Video: Skandal beim G20: "Kampf gegen Rechts Journalist" Sören Kohlhuber denunziert Journalisten als vermeintliche Nazis, dann kommt der Antifa Lynchmob

Sören Kohlhuber: Linksfaschist ohne Nadelstreifen

 Von Luke Rudkowski für We Are Change bei YouTube, 8. Juli 2017



Das Transkript der deutschen Untertitel: 



Also.. ich wurde hier in Hamburg beim G20 eben von linken Demonstranten, bzw. der Antifa angesprungen und attackiert.

Bevor ich ein paar Aufnahmen zeige möchte ich darauf hinweisen, dass ich keine große Sache daraus machen will, da so etwas buchstäblich zu meiner Stellenbeschreibung als unabhängiger Journalist gehört.

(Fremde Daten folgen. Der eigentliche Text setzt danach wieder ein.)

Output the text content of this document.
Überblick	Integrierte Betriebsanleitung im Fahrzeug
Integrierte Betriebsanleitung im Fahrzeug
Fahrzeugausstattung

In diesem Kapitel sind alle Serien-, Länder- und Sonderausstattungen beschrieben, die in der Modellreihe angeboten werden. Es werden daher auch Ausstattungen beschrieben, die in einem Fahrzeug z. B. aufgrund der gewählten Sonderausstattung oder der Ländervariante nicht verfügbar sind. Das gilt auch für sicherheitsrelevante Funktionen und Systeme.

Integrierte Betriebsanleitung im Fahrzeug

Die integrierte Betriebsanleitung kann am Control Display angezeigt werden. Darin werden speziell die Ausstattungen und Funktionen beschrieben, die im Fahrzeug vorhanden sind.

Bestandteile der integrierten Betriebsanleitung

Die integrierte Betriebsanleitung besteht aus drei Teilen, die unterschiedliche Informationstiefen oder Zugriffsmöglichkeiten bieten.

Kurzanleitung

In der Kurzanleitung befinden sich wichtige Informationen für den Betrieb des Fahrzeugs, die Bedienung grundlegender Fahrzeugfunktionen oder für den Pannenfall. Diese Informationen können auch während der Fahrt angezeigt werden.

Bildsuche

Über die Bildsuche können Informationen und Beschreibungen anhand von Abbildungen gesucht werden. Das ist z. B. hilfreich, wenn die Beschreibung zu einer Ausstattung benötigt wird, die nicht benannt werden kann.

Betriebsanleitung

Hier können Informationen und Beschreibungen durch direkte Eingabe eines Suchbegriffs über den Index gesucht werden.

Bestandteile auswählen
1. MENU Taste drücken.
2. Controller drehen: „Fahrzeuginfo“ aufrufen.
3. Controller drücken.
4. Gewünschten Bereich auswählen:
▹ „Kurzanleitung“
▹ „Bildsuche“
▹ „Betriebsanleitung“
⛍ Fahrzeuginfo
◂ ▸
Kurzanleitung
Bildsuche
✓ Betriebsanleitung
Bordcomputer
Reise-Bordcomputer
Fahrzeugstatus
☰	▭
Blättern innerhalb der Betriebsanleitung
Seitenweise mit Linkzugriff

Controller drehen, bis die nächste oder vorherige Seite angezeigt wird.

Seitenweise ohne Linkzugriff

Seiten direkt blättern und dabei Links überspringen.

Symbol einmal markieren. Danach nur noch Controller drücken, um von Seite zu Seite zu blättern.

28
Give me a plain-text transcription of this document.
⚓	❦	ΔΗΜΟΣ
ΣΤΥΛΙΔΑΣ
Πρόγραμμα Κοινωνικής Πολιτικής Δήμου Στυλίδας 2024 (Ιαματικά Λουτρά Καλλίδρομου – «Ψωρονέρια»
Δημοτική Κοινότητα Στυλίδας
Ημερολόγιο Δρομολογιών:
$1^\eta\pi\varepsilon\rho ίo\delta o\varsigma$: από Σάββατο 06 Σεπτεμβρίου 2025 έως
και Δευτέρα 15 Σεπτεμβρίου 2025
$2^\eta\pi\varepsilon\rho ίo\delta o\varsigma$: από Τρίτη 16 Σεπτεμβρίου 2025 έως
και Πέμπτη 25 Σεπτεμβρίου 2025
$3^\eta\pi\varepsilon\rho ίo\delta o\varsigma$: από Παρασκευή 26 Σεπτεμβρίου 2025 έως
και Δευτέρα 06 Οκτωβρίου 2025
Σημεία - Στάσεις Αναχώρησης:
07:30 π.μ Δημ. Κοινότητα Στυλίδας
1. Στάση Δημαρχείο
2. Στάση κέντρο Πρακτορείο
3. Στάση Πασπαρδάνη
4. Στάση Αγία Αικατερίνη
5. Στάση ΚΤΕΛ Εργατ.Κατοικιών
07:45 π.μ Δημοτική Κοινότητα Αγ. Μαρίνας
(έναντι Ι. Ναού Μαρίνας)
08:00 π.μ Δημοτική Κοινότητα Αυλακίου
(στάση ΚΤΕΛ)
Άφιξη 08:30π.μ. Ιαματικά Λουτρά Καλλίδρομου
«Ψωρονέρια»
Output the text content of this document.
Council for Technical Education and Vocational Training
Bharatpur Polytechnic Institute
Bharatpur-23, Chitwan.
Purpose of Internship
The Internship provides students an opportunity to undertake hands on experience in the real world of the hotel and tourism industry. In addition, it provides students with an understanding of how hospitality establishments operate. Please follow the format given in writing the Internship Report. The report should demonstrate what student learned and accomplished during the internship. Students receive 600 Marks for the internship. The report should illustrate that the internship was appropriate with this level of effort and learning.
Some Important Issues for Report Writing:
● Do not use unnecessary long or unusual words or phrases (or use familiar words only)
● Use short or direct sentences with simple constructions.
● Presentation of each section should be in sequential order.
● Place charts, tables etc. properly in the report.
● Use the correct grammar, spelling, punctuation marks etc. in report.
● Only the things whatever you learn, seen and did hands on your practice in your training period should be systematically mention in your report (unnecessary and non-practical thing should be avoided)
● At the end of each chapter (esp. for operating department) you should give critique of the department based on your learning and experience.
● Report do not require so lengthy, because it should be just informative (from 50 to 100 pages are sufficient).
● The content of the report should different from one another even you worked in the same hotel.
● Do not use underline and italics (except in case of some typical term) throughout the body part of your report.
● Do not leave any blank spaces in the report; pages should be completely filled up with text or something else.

Nur, die Details dazu und wie sich alles abspielte, das ist ziemlich verstörend.

Denn jetzt gerade verfolgen mich Personen nach Hause und laufen mit einem Bild von mir in der Hand herum. Sie suchen nach mir und sagen, sie wollen mich ernsthaft verletzen und umbringen. Und alles nur aufgrund eines Zwischenfalls, der von einem anderen Journalisten verursacht wurde.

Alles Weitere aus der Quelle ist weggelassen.